最強のサラリーマンとしてアマチュア時代に輝かしい成績を収め、49歳でプロ転向した“中年の星”こと田村尚之プロ。群雄割拠のシニア界で気を吐く異色プロが、自身のゴルフについて、そしてシニアツアーの裏側について語る。

ILLUST/Masahiro Takase

前回のお話はこちら

女子ツアーが開幕しましたね。ついこの前、3ツアーズで戦った気がしますが。

女子ツアーは開幕が早いのでシーズン終了後に体を休める時間があまりないから大変ですね。それから翌シーズンへ向けてのトレーニングや、クラブの試打や調整もおこなわなければいけないですからねえ。ほんと、大変だと思いますよ。そういう意味でも、いまの女子ツアーは体力に勝る若手が活躍しやすい環境なのかもしれません。ただ個人的には、横峯さくら選手や大西葵選手といった、出産を終えてツアー復帰した選手にも頑張ってもらいたいんですけどね。


で、開幕戦のダイキンオーキッドレディスを制したのは西郷真央選手。5打差大逆転でのツアー初優勝、おめでとうございます。まだ20歳ですか。凄いですね。とはいえ、昨シーズンは2位が7回あったわけですから、勝てなかったのが不思議なくらいでしたけどね。
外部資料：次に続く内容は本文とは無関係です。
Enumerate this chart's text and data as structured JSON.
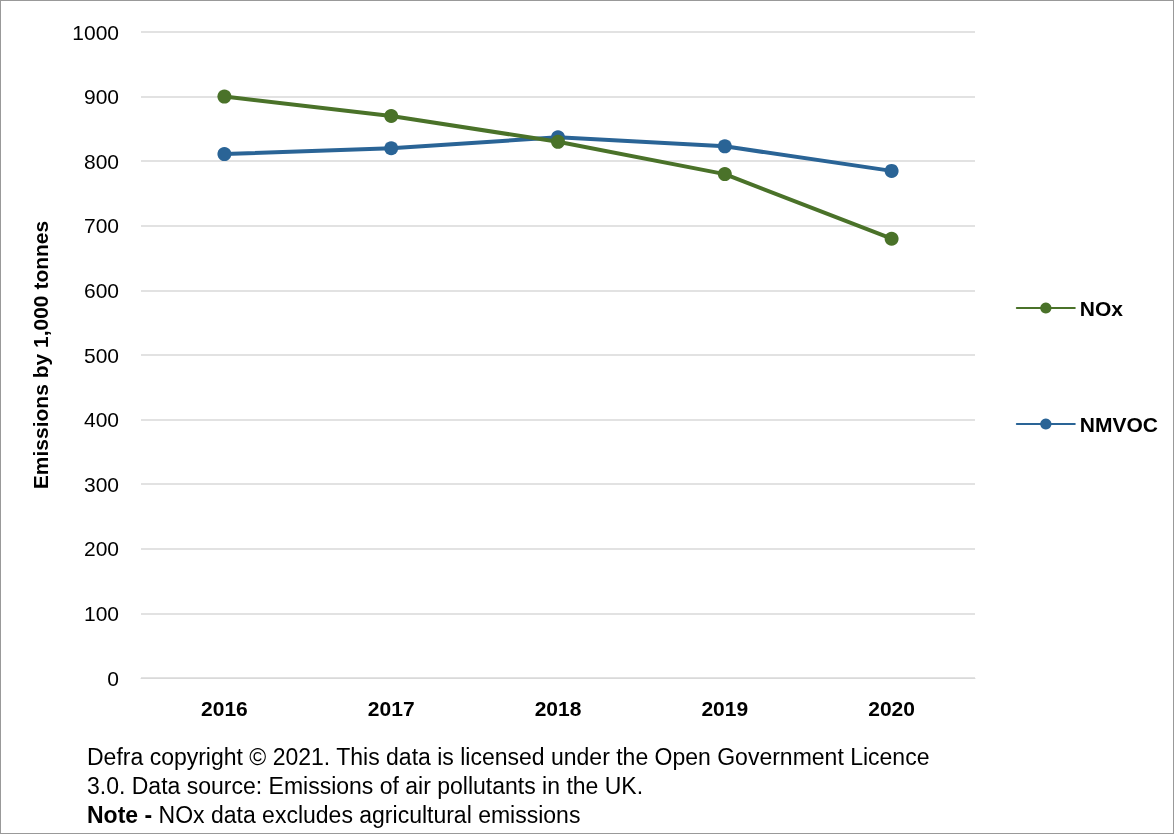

私は3ツアーズで、西郷選手と直接対戦はありませんでしたが、ドライバーからパッティングまですべてが上手くて穴のない選手だという印象が強く残っています。練習場でも、完成度ではナンバーワンなのでは? と思って見ていました。昨年まで勝てなかったのは、まだ若いし精神的な部分だけだったんでしょうね。

なにせ3ツアーズでは、午後のオルタネート方式(1個のボールを2人が交互に打つ)の対戦で、稲見萌寧選手と組んで、9ホールをなんと7アンダーで回ってきましたからね。2人のいいほうのスコアを採用するベストボール方式ならいざ知らず、オルタネート方式で7アンダーなんてまず出ないですから! それだけ稲見選手と西郷選手が凄かったということなんですね。ただ午前のベストボール方式で対戦した稲見選手の調子がそんなによくは見えなかったので、西郷選手が相当凄いプレーをしたんだな、と思いましたよ。結局終わってみると、西郷選手は3ツアーズのMVPにも輝きました。もしかしたら彼女は、3ツアーズで何かをつかんだのかもしれませんね。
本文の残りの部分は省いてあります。